Scraping completed using Scrapy: 233 articles saved in 2.29 seconds.


### <div align='center'><h3>Comparison Table of BeautifulSoup and Scrapy Performance</h3></div>
| **Feature**         | **BeautifulSoup**                                   | **Scrapy**                                            |
|---------------------|------------------------------------------------------|-------------------------------------------------------|
| Articles Scraped    | 82                                                   | 233                                                   |
| Time Taken (s)      | 79.99                                                | 2.29                                                  |
| Ease of Setup       | Easy to set up, minimal dependencies                 | Requires project structure and setup                  |
| Speed               | Slower for large datasets                            | Faster with built-in asynchronous requests            |
| Scalability         | Suitable for small to medium tasks                   | Highly scalable for large-scale scraping              |
| Code Complexity     | Simpler code, manual handling of requests            | More complex, but automates crawling and data storage |
| Built-in Features   | No built-in crawling, needs external handling        | Built-in support for crawling, pipelines, and more    |
| Best For            | Small projects, quick tasks                          | Large projects with high data volume                  |

### <div align='center'><h3>Key Differences</h3></div>
> BeautifulSoup is lightweight and simpler to implement but slower for large-scale scraping.

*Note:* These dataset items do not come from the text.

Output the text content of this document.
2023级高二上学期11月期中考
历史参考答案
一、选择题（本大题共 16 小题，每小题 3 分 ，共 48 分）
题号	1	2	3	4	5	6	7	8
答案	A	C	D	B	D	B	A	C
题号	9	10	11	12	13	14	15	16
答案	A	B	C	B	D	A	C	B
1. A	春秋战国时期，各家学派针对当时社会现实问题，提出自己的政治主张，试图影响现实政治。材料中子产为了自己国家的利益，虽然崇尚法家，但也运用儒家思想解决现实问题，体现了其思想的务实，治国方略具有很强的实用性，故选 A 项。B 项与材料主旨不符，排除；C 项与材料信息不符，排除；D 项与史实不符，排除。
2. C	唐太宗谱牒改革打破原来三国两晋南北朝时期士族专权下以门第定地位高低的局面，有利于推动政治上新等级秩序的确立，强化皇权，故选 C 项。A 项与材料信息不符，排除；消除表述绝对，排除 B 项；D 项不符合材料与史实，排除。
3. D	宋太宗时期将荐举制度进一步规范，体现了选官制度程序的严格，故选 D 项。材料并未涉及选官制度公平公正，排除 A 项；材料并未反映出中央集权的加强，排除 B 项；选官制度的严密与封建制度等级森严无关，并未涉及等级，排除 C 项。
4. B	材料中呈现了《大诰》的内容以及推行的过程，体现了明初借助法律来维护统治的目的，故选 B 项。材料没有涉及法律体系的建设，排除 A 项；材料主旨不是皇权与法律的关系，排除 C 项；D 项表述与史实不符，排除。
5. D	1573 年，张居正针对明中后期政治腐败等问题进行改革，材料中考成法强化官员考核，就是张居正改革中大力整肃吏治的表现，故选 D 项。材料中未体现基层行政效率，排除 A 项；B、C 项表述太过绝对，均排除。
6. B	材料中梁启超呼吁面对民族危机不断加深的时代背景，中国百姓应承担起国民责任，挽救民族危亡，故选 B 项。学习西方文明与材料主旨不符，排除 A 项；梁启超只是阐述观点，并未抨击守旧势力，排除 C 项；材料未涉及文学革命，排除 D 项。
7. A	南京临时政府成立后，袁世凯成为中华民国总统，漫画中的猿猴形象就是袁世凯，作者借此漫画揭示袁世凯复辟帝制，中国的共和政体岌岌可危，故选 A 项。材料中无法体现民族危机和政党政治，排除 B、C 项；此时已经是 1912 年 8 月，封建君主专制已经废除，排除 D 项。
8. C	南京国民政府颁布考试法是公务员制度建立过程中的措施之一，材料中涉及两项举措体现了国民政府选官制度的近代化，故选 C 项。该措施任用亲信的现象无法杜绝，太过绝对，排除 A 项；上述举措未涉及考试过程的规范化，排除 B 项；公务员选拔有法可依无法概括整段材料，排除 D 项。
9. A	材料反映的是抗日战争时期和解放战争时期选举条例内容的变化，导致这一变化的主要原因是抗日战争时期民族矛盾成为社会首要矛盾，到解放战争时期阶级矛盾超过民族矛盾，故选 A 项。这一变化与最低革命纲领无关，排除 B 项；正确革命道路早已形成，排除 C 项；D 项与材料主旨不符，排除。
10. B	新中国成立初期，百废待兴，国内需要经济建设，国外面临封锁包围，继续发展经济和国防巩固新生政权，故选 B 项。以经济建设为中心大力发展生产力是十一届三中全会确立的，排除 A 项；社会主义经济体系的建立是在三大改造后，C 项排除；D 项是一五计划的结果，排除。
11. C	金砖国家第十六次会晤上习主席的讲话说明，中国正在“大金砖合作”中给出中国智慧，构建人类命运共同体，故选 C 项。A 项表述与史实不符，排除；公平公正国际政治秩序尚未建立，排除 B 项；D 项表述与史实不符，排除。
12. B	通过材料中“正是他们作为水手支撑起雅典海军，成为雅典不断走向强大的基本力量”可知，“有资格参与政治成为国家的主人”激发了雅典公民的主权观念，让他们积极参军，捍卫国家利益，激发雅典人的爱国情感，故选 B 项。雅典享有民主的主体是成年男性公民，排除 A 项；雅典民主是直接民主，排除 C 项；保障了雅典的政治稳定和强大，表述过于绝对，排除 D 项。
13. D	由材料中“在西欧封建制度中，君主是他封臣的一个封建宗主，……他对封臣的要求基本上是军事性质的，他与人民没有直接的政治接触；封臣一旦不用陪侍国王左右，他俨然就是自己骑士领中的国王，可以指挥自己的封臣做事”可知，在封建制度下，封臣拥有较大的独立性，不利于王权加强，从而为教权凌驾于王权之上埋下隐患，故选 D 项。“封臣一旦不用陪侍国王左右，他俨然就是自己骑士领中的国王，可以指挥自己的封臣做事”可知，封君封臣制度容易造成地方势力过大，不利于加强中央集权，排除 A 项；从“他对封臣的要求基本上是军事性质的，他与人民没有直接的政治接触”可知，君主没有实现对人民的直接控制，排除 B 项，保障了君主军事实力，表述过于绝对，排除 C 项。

> Scrapy is a full-fledged framework with built-in crawling and faster performance.

> BeautifulSoup requires manual handling of requests and parsing, while Scrapy automates these processes.

> Scrapy supports asynchronous scraping, making it more efficient than BeautifulSoup for extensive data collection.

> Scrapy provides better scalability and built-in tools for managing large datasets, while BeautifulSoup is ideal for quick and simple scraping tasks.